On Sept. 20, an all-white jury of seven men and five women decided that veteran Saskatoon Police Service constables Dan Hatchen and Ken Munson committed a criminal offence on Jan. 28, 2000.
The two veteran officers were charged with assault and forcible confinement. The jury rendered convictions on only the latter charge.
The officers admitted they took Darrell Night, a Native man, to the outskirts of town on a cold Prairie winter night and kicked him out of their cruiser, leaving him to walk home in minus 25 degree Celsius conditions. Night filed a formal complaint after he heard that two other Native men had been found frozen to death in the same area where he was dropped off.
Both officers were promptly fired by interim police chief Jim Mathews just hours after the guilty verdict. Mathews, a retired deputy chief with the Calgary police service, was asked to serve as interim Saskatoon chief while the police services board looks for a replacement for the man who was chief at the time of the offence. Former chief Dave Scott was terminated by the board last July.
The interim chief, in announcing his decision to fire the officers, said the matter had now been dealt with.

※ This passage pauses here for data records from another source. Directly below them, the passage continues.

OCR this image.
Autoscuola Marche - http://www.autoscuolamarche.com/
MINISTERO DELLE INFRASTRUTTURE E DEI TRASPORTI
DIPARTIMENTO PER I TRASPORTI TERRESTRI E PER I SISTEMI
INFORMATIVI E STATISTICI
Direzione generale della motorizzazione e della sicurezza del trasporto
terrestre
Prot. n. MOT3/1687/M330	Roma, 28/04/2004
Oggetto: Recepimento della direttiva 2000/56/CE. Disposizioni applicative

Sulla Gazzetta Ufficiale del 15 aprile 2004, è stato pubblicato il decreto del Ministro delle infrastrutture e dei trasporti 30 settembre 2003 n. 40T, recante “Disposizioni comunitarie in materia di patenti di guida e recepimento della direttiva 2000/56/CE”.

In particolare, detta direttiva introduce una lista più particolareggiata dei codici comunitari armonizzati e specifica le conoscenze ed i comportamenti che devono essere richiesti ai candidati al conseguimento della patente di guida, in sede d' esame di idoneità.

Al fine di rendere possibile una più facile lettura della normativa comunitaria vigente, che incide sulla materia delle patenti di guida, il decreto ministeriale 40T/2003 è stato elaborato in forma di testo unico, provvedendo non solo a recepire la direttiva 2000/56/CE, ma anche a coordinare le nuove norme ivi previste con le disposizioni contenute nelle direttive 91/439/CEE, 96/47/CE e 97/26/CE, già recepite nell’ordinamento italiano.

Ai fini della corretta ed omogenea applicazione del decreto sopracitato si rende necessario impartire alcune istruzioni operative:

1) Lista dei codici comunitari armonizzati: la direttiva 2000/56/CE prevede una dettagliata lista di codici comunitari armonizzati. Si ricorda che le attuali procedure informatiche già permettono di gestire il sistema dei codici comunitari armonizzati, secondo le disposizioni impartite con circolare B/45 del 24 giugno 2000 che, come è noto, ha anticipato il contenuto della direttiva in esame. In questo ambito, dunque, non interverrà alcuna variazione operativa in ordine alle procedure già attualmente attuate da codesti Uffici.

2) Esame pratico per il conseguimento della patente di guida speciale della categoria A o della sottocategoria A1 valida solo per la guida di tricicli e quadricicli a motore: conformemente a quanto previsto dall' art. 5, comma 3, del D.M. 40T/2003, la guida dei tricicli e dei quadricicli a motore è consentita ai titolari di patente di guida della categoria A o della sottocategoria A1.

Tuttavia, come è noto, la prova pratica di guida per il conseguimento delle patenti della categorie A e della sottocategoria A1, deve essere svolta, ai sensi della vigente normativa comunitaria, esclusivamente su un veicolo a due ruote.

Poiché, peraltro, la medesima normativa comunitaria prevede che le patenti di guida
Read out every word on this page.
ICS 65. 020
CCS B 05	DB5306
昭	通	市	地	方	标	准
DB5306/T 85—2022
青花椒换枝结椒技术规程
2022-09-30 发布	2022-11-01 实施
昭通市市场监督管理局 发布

"We are now concluding a very unsettling phase in the history of the Saskatoon Police Service. The isolated actions of two officers have directly affected the reputation of all of our members, sullying those men and women who regularly demonstrate the highest standards of ethics, integrity and commitment to the community," he said. "The admissions of constables Munson and Hatchen in Queens Bench Court, surrounding their actions in January of 2000 involving Darrell Night, has shaken the public's confidence in the Saskatoon Police Service."
He said he would have fired the officers even if they'd been acquitted of all charges.
"I am of the opinion that these two members are unsuitable to perform the duties of a police officer, and subject to Section 60 of the Saskatchewan Police Act, 1990, I have terminated their employment with the Saskatoon Police Service effective immediately," he said. "This is an important step to bring closure to this incident. It demonstrates to the public that this type of isolated act will not be tolerated in our community or by your police service and will help us to restore public confidence in the Saskatoon Police Service. It is my belief that this community recognizes that the incident with Mr. Night was an anomaly, the irresponsible actions of two officers whose lack of judgment is not typical of our members, or our service."
But Native leaders in the community will not be so quick to put this incident behind them. Federation of Saskatchewan Indian Nations (FSIN) Vice-chief Lawrence Joseph commended Night for having "the courage to come forward."
Joseph, who holds the justice portfolio, said the verdict revealed basic flaws in the justice system that must be examined and corrected.
"The police denied that these drop-offs were happening in Saskatoon and in the province, but the Crown prosecutor and 12 citizens of this city have proven that they do," he said. "These things have been happening for years. The not guilty verdict on the assault notwithstanding, this trial has clearly demonstrated that fundamental human rights are being violated in this city."
Joseph joined Night and his lawyer Donald Worme in calling for a full public inquiry and "substantive changes to the current system in this province."
"Every citizen of Saskatoon, of Saskatchewan, and of the world at large should be concerned about the abuses revealed during the course of this trial," the vice-chief said, "and I invite those who would be responsible for addressing those concerns to allow First Nations people to assist them in constructing a justice system, in this province at least, that will 'protect and serve' the basic human rights of all people in Saskatchewan."
Night has consistently demanded more answers than a criminal trial is geared t provide.
"I did nothing to deserve the nightmares I've had since that night and the ongoing anxiety and apprehension I feel now whenever I see a police car," he said in a statement e-mailed to this publication. "The criminal justice system cannot deliver justice in this case and cannot protect the human rights of people in my position. The convictions of these two officers is a start, but nobody has been able to tell me why this happened or even how it could happen in our country-a country that says it values human rights of all citizens."
"It has been our position throughout that only a full-scale public inquiry, complete with all the powers and authority of such a process, can effectively respond to the obvious and serious issues that this case presents and the questions that linger," Worme said. "Why did this dark event occur? How did this dark stain come to bear on our city's character? Only through such public inquiry can individual citizens take any comfort or feel assured that their human rights are important and will be respected by those to whom we have entrusted significant powers to protect and serve our community."
Two days after the trial concluded, Saskatchewan Justice Minister Chris Axworthy announced an inquiry will begin in October that will look into how the justice system treats Aboriginal people.
The FSIN first called for a wide-ranging inquiry into all aspects of the justice system and how it deals with Aboriginal people shortly after Night filed his complaint. Joseph and his staff have been meeting with Justice officials since then, attempting the work out an acceptable way to conduct the inquiry.
Munson and Hatchen will be sentenced Oct. 30.